This month, Sienna Miller revealed that she turned down a Broadway play, a two-hander, because she was being offered less than half the pay of her male co-star. Turning down an opportunity like this is a brave move career-wise, and revealing the fact braver still.

As we well know there are far fewer roles for women in theatre, film and TV – and as a result, actresses can ill-afford to be turning any roles down, even if you are a Hollywood star. Emma Thompson acknowledged that, at the age of 56, she took the role of a 77 year old woman in the film The Legend of Barney Thomson – even though it would have been nice for a 77 year old actress to play it – because it was ‘a wildly comic role and I couldn’t resist’. And having been told by a producer that, at 37, Maggie Gyllenhaal was too old to play a romantic counterpart to a 55 year old man, she apparently felt sad, then angry and then laughed.

Well, perhaps if you didn’t laugh, you’d cry. How should we respond to this?

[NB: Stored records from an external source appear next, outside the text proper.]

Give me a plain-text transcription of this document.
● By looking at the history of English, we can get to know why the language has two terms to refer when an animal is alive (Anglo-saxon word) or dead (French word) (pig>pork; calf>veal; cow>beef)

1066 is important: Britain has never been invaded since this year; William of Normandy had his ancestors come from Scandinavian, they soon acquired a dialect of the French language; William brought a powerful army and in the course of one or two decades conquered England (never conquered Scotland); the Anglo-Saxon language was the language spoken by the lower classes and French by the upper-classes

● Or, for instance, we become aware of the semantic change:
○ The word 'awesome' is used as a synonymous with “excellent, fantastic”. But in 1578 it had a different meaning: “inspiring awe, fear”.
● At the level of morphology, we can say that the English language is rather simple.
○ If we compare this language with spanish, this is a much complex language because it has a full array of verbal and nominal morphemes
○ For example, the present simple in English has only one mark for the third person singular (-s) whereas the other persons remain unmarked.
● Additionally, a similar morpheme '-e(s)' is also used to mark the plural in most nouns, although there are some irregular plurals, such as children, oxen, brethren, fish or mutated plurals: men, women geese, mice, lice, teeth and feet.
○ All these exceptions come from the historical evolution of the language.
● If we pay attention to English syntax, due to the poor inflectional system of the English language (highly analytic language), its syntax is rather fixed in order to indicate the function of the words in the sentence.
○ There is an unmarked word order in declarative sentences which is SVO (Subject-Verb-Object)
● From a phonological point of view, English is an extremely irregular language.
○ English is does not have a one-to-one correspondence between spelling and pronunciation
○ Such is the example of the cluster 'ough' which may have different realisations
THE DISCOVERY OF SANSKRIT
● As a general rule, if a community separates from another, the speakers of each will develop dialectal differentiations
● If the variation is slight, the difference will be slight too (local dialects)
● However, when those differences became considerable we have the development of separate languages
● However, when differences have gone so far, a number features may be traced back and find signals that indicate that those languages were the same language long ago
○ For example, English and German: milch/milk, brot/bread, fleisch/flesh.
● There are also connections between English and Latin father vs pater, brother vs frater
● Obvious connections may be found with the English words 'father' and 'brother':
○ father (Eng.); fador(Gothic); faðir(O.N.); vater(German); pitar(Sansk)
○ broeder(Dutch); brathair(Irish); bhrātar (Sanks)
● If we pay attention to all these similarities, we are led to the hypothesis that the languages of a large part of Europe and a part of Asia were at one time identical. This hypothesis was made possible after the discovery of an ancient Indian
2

Legendary American acting coach Sandford Meisner said “Acting is the reality of doing”. He was talking about an actor’s approach to their craft – living truthfully in the imaginary circumstances of the play. Should not a play then live truthfully within the world in which it inhabits, in order to reflect and engage with the audience, no matter what the imaginary circumstances? So, if it’s all about the ‘reality of doing’, let’s do it!

As Viola Davis accepted her ‘Outstanding Lead Actress in a Drama’ Emmy, the first African-American to ever receive the accolade, she made a point of thanking the writers of How to Get Away with Murder for being the people who “redefined what it means to be beautiful, to be sexy, to be a leading woman, to be black”. On the same night, Orange Is the New Black star Uzo Aduba became the first actress to win both a drama and comedy Emmy for the same role. She expressed her gratitude to show creator Jenji Kohan, thanking her for “making this show, for creating this space, for creating a platform”.

At Whoop ‘n’ Wail HQ, we are very proud of all the writers who have risen to the Whoop ‘n’ Wail Represents… challenge since it’s launch in 2014 – because it is that very reality of doing, and of having a space and platform, that will make real change in the future.